For instance, many people directly equate ‘the menstrual cycle’ with ‘menstruation’, something I notice whenever I first mention my research in public… Nobody is thinking about a complex hormonal system involving chemicals, the brain, the circulatory system, and ovaries; they are all too busy managing their emotional and physical reaction to some imaginary, dirty, scary, menstrual BLOOD!! Arghh!
People will visibly wince, as if they’ve been hit, and their faces might display a look of disgust. I calmly continue until I (usually) manage to convince them that I’m not some sort of pervert, or subversive. They tend to calm down and consciously engage pretty quickly. It’s even possible to discuss menstrual blood once the initial fear response has been successfully navigated.
If we’re not busy overreacting to ‘danger’ words, we’re busy not mentioning them at all.
We are the best communicators on earth, and a species (apparently) uniquely capable of self-reflection thanks to our capacity for language.
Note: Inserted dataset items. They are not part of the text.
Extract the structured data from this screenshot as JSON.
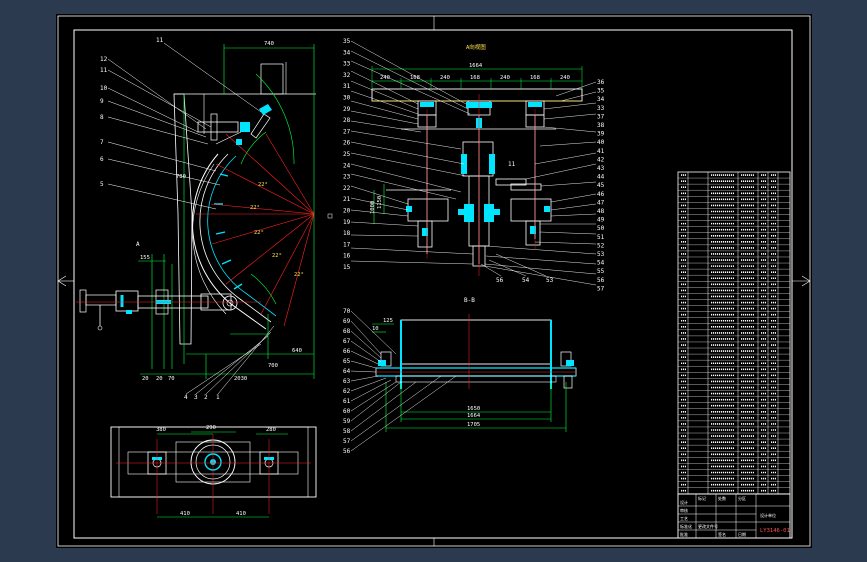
{
  "colors": {
    "background": "#2b3a4e",
    "sheet": "#000000",
    "outline": "#ffffff",
    "dimension": "#00ff3c",
    "part": "#00e5ff",
    "section": "#ff2020",
    "hidden": "#ffe34d"
  },
  "views": {
    "arc_view": {
      "section_mark": "A",
      "left_labels": [
        "11",
        "12",
        "11",
        "10",
        "9",
        "8",
        "7",
        "6",
        "5"
      ],
      "bottom_labels": [
        "4",
        "3",
        "2",
        "1"
      ],
      "dims": {
        "top_width": "740",
        "side_height": "780",
        "left_offset": "155",
        "lower_width": "640",
        "bottom_total": "2030",
        "bottom_small_a": "20",
        "bottom_small_b": "20",
        "bottom_small_c": "70",
        "right_height": "700"
      },
      "angles": [
        "22°",
        "22°",
        "22°",
        "22°",
        "22°"
      ]
    },
    "section_a": {
      "title": "A向视图",
      "top_dim": "1664",
      "segment_dims": [
        "240",
        "168",
        "240",
        "168",
        "240",
        "168",
        "240"
      ],
      "left_labels": [
        "35",
        "34",
        "33",
        "32",
        "31",
        "30",
        "29",
        "28",
        "27",
        "26",
        "25",
        "24",
        "23",
        "22",
        "21",
        "20",
        "19",
        "18",
        "17",
        "16",
        "15"
      ],
      "right_labels": [
        "36",
        "35",
        "34",
        "33",
        "37",
        "38",
        "39",
        "40",
        "41",
        "42",
        "43",
        "44",
        "45",
        "46",
        "47",
        "48",
        "49",
        "50",
        "51",
        "52",
        "53",
        "54",
        "55",
        "56",
        "57"
      ],
      "bottom_labels": [
        "56",
        "54",
        "53"
      ],
      "center_label": "11",
      "side_dim": "1000",
      "side_dim_b": "1150"
    },
    "section_b": {
      "title": "B-B",
      "left_labels": [
        "70",
        "69",
        "68",
        "67",
        "66",
        "65",
        "64",
        "63",
        "62",
        "61",
        "60",
        "59",
        "58",
        "57",
        "56"
      ],
      "dims": {
        "inner": "1650",
        "mid": "1664",
        "outer": "1705",
        "left_a": "125",
        "left_b": "10"
      }
    },
    "plan_view": {
      "dims": {
        "left": "380",
        "center": "290",
        "right": "280",
        "bottom_left": "410",
        "bottom_right": "410"
      }
    }
  },
  "title_block": {
    "drawing_number": "LY3146-01",
    "company": "设计单位",
    "rows": [
      "设计",
      "审核",
      "工艺",
      "标准化",
      "批准"
    ],
    "bottom_cells": [
      "标记",
      "处数",
      "分区",
      "更改文件号",
      "签名",
      "日期"
    ]
  }
}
This means that the silence surrounding taboo topics, has to be meaningful. Perhaps it’s the societal equivalent of giving someone ‘the silent treatment’ (a recognized form of emotional abuse)? By prohibiting conversation and intellectual engagement around a specific topic, society shuns those (people and concepts) classified as dangerous?
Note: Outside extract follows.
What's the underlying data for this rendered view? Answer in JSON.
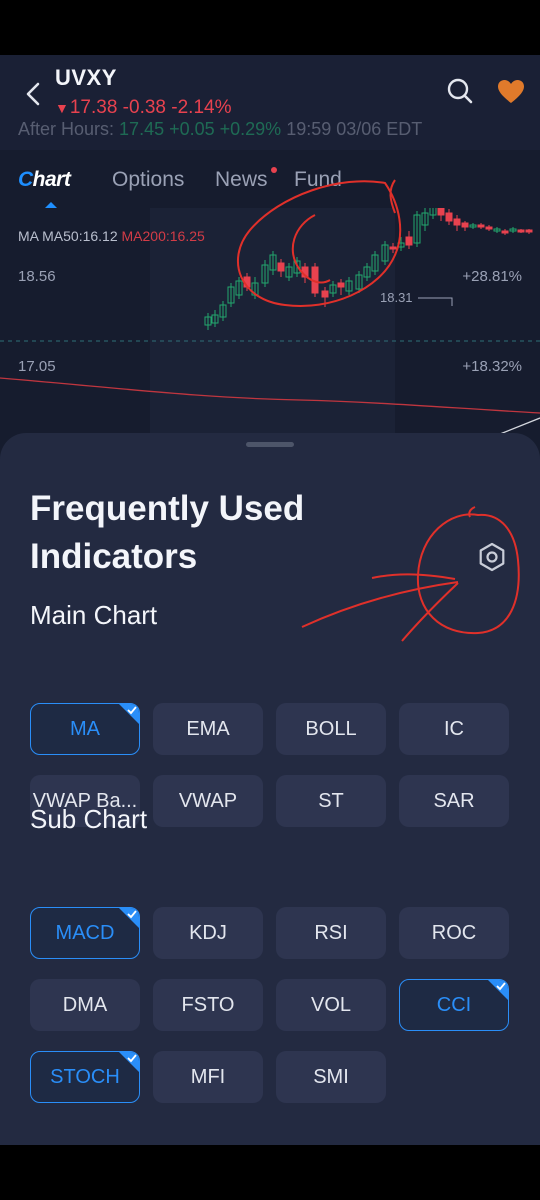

This approach does make a kind of logical sense, but unfortunately the people who decided what would be taboo for several thousands of years, were not exactly scientists, nor that big on the concept of equal human rights. They were, well… primitive. Alas, silence isn’t that practical when it comes to busting myths and misconceptions, and so these primitive irrational beliefs can persist.
Silence also promotes misinformation. A recent Eve Appeal survey of 1000 UK women discovered that one in five incorrectly thought that gynaecological cancers were caused by sexual promiscuity. Plus, one quarter of the women would not talk to their GP about gynaecological problems because they did not want to talk about their sexual history.
The menstrual taboo is so interwoven with additional taboos on female sexuality, and anatomy, that people can feel that their bodies are somehow morally corrupt, beyond their control, or shameful. Sadly, this makes a gynaecological examination seem like a potentially humiliating rather than empowering experience, preventing people from accessing life-saving interventions.
So what now? What’s the best way to combat these ‘language’ barriers…? Well, I reckon we just need to continue to talk about these taboos, without embarrassment. We use the proper words, or maybe invent some better ones if needed. We talk to our friends and families. We talk to our colleagues. We talk to our doctors. We talk to our patients. We track our menstrual cycles, we learn ‘what’s normal for us’. We notice changes and seek professional advice when we do. We get to know our bodies as perfectly human. We talk. We learn. We change things.